Israeli ministers have approved measures aimed at improving the Palestinian economy and facilitating crossings, rare moves said to be at Donald Trump's request hours ahead of the US president's arrival.

An Israeli official told AFP on condition of anonymity that ministers were responding to a Trump request to present him with “confidence-building measures” ahead of his talks with Palestinian president Mahmud Abbas on Tuesday.

In a statement, Trump's administration welcomed the moves, saying he “has been encouraging both sides to take steps that improve the environment for peace making.”

“He has expressed particular interest in taking steps to improve the Palestinian economy in the West Bank and Gaza Strip.”

In what the Israeli official described as a “gesture for Trump's visit, which does not harm Israel's interests”, Prime Minister Benjamin Netanyahu's security cabinet on Sunday approved the enlargement of a Palestinian industrial zone on the edge of the southern West Bank.
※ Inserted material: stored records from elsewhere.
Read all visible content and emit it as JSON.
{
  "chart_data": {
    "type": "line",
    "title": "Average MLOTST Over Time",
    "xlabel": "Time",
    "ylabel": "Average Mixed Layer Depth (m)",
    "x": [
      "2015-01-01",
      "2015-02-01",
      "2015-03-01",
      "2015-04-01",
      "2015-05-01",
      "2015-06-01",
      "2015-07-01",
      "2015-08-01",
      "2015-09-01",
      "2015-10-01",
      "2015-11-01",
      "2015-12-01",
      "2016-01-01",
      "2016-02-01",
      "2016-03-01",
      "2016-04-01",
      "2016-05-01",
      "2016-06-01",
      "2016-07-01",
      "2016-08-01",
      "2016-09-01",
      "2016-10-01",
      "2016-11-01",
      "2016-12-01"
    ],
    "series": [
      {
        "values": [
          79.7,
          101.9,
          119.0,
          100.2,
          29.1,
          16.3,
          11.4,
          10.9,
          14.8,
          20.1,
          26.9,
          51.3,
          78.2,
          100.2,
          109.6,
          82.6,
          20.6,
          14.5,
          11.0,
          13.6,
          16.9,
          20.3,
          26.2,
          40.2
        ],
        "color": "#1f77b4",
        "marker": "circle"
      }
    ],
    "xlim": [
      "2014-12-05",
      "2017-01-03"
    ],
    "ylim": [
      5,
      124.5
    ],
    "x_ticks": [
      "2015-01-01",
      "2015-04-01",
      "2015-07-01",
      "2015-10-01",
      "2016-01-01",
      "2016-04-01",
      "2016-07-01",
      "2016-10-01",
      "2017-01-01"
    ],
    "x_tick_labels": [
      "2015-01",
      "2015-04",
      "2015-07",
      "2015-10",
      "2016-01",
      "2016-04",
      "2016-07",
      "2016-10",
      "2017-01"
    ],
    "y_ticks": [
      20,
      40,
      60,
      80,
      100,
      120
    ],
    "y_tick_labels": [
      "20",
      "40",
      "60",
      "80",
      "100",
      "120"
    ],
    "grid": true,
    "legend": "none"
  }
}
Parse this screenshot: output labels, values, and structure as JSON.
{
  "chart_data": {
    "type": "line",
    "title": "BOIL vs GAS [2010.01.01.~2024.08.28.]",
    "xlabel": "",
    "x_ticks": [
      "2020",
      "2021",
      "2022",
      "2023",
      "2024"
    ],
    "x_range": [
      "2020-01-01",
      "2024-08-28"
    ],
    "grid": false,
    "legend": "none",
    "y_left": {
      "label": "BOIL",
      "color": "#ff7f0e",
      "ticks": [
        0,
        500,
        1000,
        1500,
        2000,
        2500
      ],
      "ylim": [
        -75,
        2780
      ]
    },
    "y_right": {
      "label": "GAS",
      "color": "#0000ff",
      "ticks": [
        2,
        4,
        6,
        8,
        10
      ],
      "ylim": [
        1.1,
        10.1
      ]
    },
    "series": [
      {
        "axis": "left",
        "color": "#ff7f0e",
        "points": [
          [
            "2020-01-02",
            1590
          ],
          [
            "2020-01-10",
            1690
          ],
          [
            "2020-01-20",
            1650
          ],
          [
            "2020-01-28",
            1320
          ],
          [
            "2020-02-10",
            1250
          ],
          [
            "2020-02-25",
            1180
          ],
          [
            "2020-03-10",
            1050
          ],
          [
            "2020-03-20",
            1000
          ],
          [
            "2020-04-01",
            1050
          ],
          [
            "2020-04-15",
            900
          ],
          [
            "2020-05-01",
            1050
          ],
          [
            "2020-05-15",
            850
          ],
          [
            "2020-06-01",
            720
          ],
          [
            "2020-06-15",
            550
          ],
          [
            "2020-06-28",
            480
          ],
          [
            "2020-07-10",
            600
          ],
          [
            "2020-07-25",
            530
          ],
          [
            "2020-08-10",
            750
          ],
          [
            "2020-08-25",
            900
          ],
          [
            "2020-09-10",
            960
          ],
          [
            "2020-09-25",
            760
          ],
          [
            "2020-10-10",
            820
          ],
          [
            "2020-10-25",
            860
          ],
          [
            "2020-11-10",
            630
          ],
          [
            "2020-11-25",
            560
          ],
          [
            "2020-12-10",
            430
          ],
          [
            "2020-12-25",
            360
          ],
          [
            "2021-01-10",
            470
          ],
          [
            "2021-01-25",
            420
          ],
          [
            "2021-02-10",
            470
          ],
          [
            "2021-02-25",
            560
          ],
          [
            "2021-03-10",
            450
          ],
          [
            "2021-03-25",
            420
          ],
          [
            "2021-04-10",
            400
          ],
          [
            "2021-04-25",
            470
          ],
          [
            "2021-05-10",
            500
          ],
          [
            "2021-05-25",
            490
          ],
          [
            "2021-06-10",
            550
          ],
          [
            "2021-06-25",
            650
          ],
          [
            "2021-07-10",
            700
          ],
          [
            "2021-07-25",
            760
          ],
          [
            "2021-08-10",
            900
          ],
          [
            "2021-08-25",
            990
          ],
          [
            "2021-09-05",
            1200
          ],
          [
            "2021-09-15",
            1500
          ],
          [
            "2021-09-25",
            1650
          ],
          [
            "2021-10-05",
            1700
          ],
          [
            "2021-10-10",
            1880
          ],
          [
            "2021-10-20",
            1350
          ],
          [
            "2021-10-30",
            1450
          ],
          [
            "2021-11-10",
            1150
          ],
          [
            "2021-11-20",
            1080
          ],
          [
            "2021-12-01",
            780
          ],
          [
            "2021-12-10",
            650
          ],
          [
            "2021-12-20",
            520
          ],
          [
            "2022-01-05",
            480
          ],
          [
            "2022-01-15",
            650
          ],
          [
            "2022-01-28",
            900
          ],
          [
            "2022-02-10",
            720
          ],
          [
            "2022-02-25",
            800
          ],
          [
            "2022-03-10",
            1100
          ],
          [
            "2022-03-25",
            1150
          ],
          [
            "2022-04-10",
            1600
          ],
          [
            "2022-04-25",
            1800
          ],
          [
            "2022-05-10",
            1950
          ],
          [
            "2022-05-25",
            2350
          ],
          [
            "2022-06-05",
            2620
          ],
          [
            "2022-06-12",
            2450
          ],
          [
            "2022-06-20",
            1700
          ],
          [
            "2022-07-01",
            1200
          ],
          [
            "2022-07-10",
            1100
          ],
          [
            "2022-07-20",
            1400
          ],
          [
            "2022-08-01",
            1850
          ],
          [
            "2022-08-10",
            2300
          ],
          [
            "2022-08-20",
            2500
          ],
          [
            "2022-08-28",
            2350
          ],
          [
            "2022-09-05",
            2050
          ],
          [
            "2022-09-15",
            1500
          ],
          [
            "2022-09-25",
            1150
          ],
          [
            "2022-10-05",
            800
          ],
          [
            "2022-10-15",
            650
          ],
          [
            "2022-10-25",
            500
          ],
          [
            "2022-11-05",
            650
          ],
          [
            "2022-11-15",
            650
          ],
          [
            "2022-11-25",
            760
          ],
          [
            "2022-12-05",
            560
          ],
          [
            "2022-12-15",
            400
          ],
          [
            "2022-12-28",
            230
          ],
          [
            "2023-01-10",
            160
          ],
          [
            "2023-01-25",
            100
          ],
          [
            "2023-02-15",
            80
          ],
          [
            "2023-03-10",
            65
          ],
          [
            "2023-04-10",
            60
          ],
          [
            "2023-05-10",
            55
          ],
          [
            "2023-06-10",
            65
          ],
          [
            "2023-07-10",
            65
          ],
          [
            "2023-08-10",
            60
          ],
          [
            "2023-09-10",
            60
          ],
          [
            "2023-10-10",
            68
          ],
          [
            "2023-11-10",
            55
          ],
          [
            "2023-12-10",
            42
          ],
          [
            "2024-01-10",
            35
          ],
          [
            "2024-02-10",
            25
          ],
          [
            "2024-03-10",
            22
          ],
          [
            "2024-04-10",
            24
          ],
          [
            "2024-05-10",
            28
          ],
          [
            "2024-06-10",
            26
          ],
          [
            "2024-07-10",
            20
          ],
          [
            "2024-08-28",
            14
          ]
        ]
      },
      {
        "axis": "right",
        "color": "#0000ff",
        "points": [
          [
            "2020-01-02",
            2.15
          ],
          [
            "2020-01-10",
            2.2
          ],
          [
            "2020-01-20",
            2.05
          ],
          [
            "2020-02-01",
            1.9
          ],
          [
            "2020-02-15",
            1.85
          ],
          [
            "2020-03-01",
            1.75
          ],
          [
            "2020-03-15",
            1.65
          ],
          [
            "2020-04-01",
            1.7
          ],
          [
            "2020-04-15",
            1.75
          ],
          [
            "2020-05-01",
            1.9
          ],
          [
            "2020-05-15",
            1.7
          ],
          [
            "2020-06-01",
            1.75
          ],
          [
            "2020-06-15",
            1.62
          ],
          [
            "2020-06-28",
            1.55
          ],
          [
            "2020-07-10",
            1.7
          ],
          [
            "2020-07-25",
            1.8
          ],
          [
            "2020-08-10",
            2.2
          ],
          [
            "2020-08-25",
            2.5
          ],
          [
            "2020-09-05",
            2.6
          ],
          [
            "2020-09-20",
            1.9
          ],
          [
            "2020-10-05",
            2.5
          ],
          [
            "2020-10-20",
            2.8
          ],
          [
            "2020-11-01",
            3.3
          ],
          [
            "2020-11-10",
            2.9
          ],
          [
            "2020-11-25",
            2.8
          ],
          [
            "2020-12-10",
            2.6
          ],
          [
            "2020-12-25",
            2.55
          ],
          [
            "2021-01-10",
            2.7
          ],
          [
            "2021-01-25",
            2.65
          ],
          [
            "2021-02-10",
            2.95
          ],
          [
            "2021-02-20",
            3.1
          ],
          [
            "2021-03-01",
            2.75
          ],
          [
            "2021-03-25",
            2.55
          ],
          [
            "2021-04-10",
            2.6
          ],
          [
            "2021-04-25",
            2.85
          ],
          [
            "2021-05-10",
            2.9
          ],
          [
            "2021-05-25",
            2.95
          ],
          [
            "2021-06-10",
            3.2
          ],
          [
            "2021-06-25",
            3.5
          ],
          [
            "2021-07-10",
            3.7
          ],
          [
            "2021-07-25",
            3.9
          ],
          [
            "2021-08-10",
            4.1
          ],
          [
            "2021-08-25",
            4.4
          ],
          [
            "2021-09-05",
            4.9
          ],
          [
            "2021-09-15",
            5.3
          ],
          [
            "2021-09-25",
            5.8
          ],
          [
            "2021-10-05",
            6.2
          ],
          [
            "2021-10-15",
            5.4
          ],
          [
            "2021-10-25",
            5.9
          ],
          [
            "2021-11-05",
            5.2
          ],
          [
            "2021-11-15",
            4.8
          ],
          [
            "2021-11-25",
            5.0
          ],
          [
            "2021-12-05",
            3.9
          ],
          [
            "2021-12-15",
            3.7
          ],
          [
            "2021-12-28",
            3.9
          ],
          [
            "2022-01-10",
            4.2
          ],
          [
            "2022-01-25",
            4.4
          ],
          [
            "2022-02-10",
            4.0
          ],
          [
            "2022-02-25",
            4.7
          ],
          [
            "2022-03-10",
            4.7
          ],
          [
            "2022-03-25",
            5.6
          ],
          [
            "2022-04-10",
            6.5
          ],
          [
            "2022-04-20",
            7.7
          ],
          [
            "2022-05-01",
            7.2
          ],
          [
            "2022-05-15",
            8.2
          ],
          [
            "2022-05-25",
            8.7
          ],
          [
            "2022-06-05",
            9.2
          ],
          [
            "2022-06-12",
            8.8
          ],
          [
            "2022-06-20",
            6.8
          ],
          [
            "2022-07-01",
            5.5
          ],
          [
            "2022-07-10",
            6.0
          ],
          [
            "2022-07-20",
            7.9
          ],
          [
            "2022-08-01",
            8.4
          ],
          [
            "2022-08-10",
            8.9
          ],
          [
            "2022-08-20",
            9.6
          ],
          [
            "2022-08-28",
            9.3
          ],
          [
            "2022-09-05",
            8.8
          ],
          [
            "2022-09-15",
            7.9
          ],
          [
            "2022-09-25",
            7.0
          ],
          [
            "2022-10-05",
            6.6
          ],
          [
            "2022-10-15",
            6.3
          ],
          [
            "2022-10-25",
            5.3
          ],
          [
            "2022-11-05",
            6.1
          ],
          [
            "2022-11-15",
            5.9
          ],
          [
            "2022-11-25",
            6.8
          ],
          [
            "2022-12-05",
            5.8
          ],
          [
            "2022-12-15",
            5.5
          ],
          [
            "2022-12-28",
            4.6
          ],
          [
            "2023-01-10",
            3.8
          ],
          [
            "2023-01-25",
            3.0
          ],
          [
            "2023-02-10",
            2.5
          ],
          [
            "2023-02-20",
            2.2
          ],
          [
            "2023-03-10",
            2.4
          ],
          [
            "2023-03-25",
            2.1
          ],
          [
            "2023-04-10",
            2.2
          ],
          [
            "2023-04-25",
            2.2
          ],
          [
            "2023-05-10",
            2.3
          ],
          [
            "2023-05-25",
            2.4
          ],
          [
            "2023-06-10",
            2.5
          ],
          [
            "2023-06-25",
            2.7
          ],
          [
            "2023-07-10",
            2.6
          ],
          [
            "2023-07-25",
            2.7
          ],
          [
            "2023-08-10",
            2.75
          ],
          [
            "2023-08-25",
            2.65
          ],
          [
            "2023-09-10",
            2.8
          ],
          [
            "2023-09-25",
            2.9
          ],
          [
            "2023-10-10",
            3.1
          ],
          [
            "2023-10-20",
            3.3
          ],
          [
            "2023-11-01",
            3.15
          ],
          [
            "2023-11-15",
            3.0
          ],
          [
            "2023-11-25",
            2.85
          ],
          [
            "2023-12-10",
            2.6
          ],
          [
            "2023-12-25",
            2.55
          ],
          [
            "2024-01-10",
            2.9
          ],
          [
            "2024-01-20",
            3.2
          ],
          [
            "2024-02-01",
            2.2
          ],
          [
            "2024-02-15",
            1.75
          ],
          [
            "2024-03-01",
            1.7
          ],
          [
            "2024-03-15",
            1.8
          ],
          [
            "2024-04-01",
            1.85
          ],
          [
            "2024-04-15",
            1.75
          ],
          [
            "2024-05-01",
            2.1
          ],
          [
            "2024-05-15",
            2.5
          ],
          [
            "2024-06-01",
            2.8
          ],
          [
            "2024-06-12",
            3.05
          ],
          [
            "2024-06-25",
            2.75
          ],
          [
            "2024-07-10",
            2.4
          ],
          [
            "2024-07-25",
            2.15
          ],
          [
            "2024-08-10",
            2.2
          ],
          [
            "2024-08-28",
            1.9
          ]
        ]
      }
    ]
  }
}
He said that the possibility of extending Israel Railways services to the northern West Bank city of Jenin would also be examined.

They also gave the nod to streamlining transit procedures at Shaar Ephraim, a busy crossing point in the northern part of the occupied West Bank for Palestinian labourers with permits to work in Israel.

The official said that opening hours for passage across the main Jordan River bridge linking the Palestinian territory and the neighbouring kingdom were to be extended to 24/7.

There would also be reforms to Palestinian land use in urban areas in the 60 per cent of the West Bank under full Israeli control.

He did not elaborate but Israel's Haaretz daily said the intention was to allow construction of “thousands of Palestinian homes” in the area where for years it has been almost impossible for Palestinians to get Israeli permits to build on their own land.

Haaretz said that at Sunday night's meeting Education Minister Naftali Bennett and justice minister Ayelet Shaked, of the religious-nationalist Jewish Home party, “objected vehemently” to the building plans.

In an apparent attempt to calm opposition from within Netanyahu's coalition government, seen as the most right-wing in the country's history, the security cabinet also approved setting up a committee to work for retroactive legalisation of wildcat Israeli construction in the West Bank, the official said.